If Ontario doesn’t rewrite the renewable contracts, virtually everyone in the province will suffer.
Ontario was once the engine of the Canadian economy, a Triple-A-rated powerhouse commanding more than 40 per cent of the country’s GDP. Today this once-proud place is a have-not province whose credit rating is near the bottom of the pack, a loser that collects subsidies from the rest of the country.
Ontario lost its lustrous Triple-A credit rating when Ontario Hydro went out of control, ending the province’s low-price advantage, making industry uncompetitive and sinking the province in a morass of debt.
Ontario’s credit rating then continued to sink, in tandem with continuing boondoggles in the energy sector that now leave Ontario the world’s most indebted sub-national jurisdiction. According to a 2012 MacDonald-Laurier Institute study by Marc Joffe, a former senior director at Moody’s Analytics, the province’s likelihood of defaulting over the next two decades is 43 per cent.
But there is a way to reverse Ontario’s downward spiral, likely the only way that avoids a painful and protracted retrenchment — by righting the province’s power sector, the biggest cause by far of its ruin.
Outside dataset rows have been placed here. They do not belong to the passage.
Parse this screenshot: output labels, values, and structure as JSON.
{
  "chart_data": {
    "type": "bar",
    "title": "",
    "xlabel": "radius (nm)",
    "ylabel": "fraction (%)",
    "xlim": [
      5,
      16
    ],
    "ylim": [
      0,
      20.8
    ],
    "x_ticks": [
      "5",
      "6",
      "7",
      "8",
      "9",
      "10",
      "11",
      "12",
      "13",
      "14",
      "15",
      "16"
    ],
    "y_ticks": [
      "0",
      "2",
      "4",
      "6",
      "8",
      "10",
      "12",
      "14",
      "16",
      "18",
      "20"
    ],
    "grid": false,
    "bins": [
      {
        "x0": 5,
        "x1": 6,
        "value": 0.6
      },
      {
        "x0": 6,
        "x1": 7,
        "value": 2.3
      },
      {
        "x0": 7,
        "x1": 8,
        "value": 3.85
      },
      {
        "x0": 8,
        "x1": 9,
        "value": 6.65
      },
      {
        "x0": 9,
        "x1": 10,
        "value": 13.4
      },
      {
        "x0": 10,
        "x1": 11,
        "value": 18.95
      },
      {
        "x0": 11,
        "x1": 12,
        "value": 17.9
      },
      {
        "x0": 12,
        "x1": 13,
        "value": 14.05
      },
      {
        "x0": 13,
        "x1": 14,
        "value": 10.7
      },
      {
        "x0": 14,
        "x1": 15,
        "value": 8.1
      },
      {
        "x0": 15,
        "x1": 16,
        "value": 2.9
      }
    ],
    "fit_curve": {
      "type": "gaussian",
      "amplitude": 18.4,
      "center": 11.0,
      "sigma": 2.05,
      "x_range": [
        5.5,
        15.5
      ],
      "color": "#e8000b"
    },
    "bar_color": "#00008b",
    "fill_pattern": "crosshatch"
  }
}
And there’s only one way to right the power sector — by rethinking Ontario’s Green Energy Act and rewriting the ruinous contracts that are responsible for most of Ontario’s power woes.
According to Bonnie Lysyk, Ontario’s auditor general, Ontarians paid $37 billion above the market price for electricity over the past eight years, and face an additional $133-billion overpayment by 2032. Industry and wealth-creation as a result are fleeing the province in what could become a death spiral — the more that industry leaves, in the process depriving the provincial treasury of tax revenues and the power system of sales revenues, the more that Ontario must make up the shortfalls by increasing taxes and rates on those who remain, which in turn convinces others to leave. According to an Ontario Chamber of Commerce report last year, soaring power bills are expected to shut down one in 20 businesses by 2020. Those that remain will simply avoid investing in Ontario — 40 per cent admit to having already done so. With Ontario now burdened with the continent’s highest electricity rates, and with the doubling of rates to date for most industrial customers on track to become a tripling, businesses can’t go wrong by looking elsewhere.
To temper its spiraling power costs, the Ontario government is waiving HST and otherwise subsidizing power rates with tax dollars. But these measures — which increase the provincial debt — will only act to further weaken the provincial credit rating. Some suggest buying out the job-killing renewables contracts or cancelling them with compensation. But the borrowing costs involved— a lion’s share of the $133-billion overpayment that the auditor general identified — would tank the provincial credit rating and jeopardize the economy.
The government’s current direction is unsustainable. But it can change direction by admitting its mistakes, rewriting the ruinous contracts it entered into and clawing back the overpayments, which amount to several times the fair market price for their power.
Once Ontario industry is able to pay a competitive price for its power, industry will stay and expand in Ontario and the province will collect ever-increasing revenues from both employers and employees. With the province in recovery, its downward credit rating will reverse itself, rather than continuing a slide to the default that credit rating agencies like Standard & Poor’s now view as thinkable.
Can a province unilaterally rewrite a contract that it entered into? As every one of the multinationals who entered into one of those obscenely rich renewables contracts with Ontario surely knew, the Ontario legislature has — as every legislature does — not only the power to rewrite contracts whenever it feels so justified, but has done so numerous times over its history.
After the Ontario legislature rewrote a contract between government-owned Hydro One and its CEO, Eleanor Clitheroe, firing her and denying her much of the pension she had negotiated, Clitheroe sued her former employer.
In a 2009 decision, the court denied her demand to have her contract honoured, beginning its Reasons for Decision by reiterating the rules of the game: “In short, the Legislature within its jurisdiction can do everything that is not naturally impossible, and is restrained by no rule human or divine … there would be no necessity for compensation to be given.”
The 2009 decision was citing a century-old suit brought by the Florence Mining Co. that the Ontario Court of Appeal unanimously dismissed. Since then, the right of the legislature to unilaterally rewrite contracts has often been tested and always been upheld. When Clitheroe in 2010 asked the Supreme Court of Canada for permission to appeal the lower court’s ruling, the Supreme Court dismissed her request.
If Ontario doesn’t rewrite the renewables contracts, virtually everyone in the province will suffer, now and well into the future, with the victims especially being those least able to afford the costs. If Ontario does rewrite them, the bleeding will stop and the ones to suffer, fittingly, will be those who knowingly took the risks of deals that were too good to be true.